Updated: Pivotal oral anticoagulant trial under scrutiny

Thursday, 4 Feb 2016


An investigation by The BMJ  has questioned the validity of a pivotal trial used to support the use of the world’s best selling new oral anticoagulant.

There are now calls from the medical community for an independent investigation and access to the original trial data to clarify the drug’s benefits and harms.

The investigation by The BMJ questions the results of the ROCKET-AF trial that was published in the New England Journal of Medicine in 2011. The study compared rivaroxaban (Xarelto) with the older anti-clotting drug warfarin for preventing strokes in patients with atrial fibrillation.

Concerns first came to light after the journal discovered that the INRatio device used in the trial had been recalled in December 2014 after giving falsely low-test results.

“In terms of the trial results, it could make rivaroxaban seem safer than it was with respect to the risk of bleeding and throws doubt onto outcomes used to support the use of the world’s best selling new oral anticoagulant,” said The BMJ’s Associate Editor, Dr Deborah Cohen in a special report.

Spokespeople for manufacturers Johnson and Johnson and Bayer issued the following statement in December last year: “We have conducted a number of sensitivity analyses. These sensitivity analyses confirm the results of the ROCKET-AF study and the positive benefit-risk profile of Xarelto (rivaroxaban) in patients with non valvular atrial fibrillation.”

In a letter to the NEJM published today researchers from the Duke University’s Clinical Research Institute, who carried out the trial on behalf of the manufacturer, said a series of post hoc analyses of the ROCKET AF data were “consistent with the overall trial findings.”

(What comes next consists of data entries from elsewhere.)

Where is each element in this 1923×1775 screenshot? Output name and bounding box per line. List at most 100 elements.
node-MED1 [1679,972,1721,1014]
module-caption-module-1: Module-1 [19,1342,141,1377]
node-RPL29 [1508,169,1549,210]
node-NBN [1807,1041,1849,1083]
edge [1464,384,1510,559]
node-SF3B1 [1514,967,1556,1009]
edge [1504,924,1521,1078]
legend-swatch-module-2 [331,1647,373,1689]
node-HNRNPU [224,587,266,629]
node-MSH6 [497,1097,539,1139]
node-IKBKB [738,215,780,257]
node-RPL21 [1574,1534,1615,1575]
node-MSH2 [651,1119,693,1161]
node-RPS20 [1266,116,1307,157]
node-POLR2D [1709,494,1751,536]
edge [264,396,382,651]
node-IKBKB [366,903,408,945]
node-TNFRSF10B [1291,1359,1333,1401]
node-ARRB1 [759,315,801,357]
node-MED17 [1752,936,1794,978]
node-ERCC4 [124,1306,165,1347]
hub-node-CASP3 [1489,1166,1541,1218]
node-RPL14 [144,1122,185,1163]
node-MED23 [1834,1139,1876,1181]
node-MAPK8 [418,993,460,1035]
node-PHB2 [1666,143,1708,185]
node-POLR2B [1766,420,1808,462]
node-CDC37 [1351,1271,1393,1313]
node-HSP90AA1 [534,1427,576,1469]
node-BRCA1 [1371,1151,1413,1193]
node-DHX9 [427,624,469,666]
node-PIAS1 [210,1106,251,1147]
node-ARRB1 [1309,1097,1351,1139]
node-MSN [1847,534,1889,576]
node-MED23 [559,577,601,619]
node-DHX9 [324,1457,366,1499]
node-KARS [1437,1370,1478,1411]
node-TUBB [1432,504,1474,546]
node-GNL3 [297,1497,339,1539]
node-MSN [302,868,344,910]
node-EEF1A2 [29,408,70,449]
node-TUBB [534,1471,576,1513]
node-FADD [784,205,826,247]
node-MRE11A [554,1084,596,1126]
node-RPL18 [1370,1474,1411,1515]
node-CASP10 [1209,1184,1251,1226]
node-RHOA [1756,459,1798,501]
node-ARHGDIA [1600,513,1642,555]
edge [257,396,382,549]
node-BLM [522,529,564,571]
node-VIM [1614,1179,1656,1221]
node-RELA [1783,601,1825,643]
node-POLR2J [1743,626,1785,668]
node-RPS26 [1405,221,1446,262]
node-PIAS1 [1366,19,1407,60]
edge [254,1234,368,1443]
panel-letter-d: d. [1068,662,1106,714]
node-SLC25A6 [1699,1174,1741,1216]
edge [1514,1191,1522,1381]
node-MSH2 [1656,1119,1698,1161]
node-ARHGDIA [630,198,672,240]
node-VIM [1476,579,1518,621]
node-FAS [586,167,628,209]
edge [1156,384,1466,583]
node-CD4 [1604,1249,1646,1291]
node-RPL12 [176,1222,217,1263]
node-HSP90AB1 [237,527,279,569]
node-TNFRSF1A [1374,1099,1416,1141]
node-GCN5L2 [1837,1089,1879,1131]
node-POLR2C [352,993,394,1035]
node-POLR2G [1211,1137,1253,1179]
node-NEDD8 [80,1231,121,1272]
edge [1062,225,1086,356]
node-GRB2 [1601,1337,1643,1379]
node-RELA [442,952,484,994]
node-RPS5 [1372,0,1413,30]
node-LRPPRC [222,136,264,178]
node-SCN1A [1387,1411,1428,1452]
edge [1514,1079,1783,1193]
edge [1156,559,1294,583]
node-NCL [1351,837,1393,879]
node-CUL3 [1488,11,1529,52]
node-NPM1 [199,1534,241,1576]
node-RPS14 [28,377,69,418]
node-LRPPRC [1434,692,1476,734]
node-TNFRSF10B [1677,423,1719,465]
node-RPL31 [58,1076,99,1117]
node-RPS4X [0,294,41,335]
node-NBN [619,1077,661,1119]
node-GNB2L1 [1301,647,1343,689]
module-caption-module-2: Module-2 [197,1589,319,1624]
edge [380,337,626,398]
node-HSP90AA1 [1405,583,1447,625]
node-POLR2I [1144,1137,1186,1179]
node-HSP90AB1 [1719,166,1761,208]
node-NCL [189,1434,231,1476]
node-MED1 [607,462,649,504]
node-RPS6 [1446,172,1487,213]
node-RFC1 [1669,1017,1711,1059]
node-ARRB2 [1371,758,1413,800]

“Possible malfunction of the point-of-care device used for INR measurement in the ROCKET AF trial that potentially led to lower INR values than would be obtained by laboratory testing did not have any significant clinical effect on the primary efficacy and safety outcomes in the trial,” they wrote.

However Professor of Medicine at Yale University Harlan Krumholz said the NEJM should place an “immediate Expression of Concern” on the paper to notify the medical community, and that there should be “an investigation by an independent group of experts to quickly determine if there are grounds for retraction.”

Towards the end of last week the European Medicines Agency said that the INR device used in the ROCKET study did not distort its main findings and does not “change its conclusions on the overall safety or benefit-risk balance of Xarelto”.